3. Focus on what you can control
Along with your Commitables, you want to get on board with your Controllables. Your Controllables are the elements of your plan and process that you are directly able to control and influence. If you are faced with a challenge or crisis of confidence, ask yourself what is it that I can control about this situation?
It may be that nothing external is within your control, at which point the only thing that is within your control is your response and your perception of what happened. It may not feel like it but this is always a choice that is available to you. The skill of creating mental strength and confidence lies in your ability to frame everything within an empowering context.
If there are elements within your control, then figure out the way forward from there. Take action, reflect and continue on.
4. Are you in it to prove or improve?
One of my favourite questions! Are you in it to prove or improve? Firing this through your brainspace during moments of uncertainty will instantly clarify whether you are operating from a fixed mindset or a growth mindset.
A growth mindset sees us as ever-evolving. Our skills and capabilities aren’t fixed but in a constant state of growth and improvement that is directly proportional to how much discomfort we are willing to handle.
All development requires periods of discomfort. It’s a necessary part of the mastery process, physically, emotionally and spiritually. Avoidance of discomfort –which translates to any experience outside of your comfort zone – will not only see you stagnate, but see you regress.

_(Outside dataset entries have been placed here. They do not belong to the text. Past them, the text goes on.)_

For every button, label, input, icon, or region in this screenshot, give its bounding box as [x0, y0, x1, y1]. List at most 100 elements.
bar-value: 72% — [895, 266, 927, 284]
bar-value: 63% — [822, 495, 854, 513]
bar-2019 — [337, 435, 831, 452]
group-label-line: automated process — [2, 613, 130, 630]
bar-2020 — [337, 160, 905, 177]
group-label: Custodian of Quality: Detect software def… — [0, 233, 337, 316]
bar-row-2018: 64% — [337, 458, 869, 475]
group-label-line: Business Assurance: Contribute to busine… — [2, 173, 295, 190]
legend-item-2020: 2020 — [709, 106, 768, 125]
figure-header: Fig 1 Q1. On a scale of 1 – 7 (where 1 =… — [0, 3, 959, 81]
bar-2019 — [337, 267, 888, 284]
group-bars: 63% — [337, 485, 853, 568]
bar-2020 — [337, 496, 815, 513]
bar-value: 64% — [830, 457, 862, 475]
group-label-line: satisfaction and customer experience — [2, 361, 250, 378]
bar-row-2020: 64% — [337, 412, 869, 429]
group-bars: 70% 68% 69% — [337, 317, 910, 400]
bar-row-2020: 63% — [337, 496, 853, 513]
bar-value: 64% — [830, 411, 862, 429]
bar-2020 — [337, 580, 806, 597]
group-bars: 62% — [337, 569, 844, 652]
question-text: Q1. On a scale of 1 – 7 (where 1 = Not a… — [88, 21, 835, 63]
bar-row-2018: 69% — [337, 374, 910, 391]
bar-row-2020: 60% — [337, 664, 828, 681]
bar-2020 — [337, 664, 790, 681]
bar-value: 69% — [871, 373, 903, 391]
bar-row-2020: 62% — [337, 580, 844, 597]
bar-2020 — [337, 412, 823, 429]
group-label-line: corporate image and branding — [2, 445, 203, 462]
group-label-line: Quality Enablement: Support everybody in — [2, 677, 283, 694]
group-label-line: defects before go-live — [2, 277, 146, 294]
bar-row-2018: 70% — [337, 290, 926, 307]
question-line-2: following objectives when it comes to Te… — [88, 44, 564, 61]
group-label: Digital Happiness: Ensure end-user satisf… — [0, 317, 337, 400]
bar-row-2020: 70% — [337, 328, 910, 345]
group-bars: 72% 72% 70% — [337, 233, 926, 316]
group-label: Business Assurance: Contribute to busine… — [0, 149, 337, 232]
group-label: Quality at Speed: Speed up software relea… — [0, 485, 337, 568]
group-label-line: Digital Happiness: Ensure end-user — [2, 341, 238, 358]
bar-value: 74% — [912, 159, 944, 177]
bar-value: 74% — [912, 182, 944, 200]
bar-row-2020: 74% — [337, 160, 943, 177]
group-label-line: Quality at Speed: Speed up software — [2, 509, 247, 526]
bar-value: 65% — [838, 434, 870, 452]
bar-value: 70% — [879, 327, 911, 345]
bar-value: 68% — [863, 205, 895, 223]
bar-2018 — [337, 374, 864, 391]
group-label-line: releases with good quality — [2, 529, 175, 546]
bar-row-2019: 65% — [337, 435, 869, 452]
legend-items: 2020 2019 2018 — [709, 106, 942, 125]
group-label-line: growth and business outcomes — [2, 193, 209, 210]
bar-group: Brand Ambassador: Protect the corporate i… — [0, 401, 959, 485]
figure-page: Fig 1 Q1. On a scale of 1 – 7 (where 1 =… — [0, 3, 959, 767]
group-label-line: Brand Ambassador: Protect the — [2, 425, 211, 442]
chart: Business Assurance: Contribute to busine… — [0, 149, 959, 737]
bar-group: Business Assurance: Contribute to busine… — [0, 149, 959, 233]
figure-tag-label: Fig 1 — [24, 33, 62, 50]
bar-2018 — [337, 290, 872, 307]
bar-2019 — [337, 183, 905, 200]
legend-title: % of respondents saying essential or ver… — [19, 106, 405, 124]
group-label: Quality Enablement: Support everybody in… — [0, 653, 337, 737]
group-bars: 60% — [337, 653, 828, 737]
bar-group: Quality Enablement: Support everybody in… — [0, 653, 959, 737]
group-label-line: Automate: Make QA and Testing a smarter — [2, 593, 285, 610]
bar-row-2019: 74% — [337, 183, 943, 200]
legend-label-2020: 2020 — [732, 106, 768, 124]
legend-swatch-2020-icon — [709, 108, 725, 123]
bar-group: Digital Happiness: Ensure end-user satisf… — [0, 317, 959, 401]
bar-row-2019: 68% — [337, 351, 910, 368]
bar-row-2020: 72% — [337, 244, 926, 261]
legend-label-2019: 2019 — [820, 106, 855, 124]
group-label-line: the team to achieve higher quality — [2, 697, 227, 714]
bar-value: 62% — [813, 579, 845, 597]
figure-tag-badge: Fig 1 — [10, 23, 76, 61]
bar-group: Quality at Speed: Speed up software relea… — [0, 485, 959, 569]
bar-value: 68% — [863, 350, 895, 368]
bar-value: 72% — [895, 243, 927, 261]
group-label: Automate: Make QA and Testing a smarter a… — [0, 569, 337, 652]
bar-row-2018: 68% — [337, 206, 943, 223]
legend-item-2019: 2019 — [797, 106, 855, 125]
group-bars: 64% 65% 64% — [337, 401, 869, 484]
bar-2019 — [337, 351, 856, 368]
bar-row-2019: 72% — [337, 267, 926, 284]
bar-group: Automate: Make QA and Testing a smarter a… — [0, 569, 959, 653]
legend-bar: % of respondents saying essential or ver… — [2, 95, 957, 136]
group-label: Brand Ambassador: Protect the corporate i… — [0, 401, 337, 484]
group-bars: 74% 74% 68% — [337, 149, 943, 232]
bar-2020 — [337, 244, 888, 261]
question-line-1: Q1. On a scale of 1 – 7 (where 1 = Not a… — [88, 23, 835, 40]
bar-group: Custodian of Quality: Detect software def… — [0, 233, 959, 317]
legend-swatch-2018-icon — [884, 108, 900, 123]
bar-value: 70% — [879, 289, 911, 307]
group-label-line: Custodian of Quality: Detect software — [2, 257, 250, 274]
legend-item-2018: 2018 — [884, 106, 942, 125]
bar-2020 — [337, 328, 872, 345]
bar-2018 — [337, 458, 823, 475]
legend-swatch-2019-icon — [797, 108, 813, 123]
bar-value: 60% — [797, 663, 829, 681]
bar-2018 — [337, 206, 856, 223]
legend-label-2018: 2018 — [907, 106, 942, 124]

Embrace discomfort as the opportunity to embrace improvement and experience the satisfaction inherent to elasticising the edges of your comfort zone.
5. Recognise how fear and anxiety manifest for you, and then practice everyday braveness
I know we are talking about confidence here, but an important aspect to address is how those feelings typically associated with a lack of confidence such a fear, shame and anxiety show up for us. When we view emotions, especially emotional challenges, as a part of us rather than an experience we are having, it’s easy to go down the rabbit hole of negative feeling until it spirals out of control.
Fear and anxiety can leave us feeling like there is something wrong with us. They can make us feel embarrassed or ashamed and as a consequence, we retract and retreat, which only serves to compound the cycle.
This pattern is typically set off through the experience of a shame trigger. A shame trigger begins with an event or circumstance that makes you perceive what is happening as a direct reflection of your inadequacies or how “not good enough” you are.
I’ll put this out there: if you identify with any of the above, join the club. So do the rest of us. The triggers might be different but all of us have questioned our worth, lamented about not being good enough or had our buttons pressed in a way that makes us want to run away and hide.
Retreating, as appealing as it might be, doesn’t work. What I practice now is what I call everyday braveness. I practice this in my riding and in my life. If I’m in a situation where I feel those “shame triggers” arise, I notice the familiar patterns that come up. We all have them and if you start to pay attention, you will notice what yours are.
Secondly, you can remind yourself that your worth is never in question. Full stop. No arguments. Never in question. What you are feeling right now is an experience, so off the back of that, ask yourself, what is the brave response here?
The brave response is whatever requires you to lean in and reach out. It might mean that you talk to someone and get some help with what’s going on. It might be to take a break and come back to whatever it is that you are facing. It might be to get back on and give it another shot.
Whatever it means for you, practicing everyday braveness will see you continue to grow your confidence muscle and put you in control of confidence as a practice that you are able to invest in and put energy behind.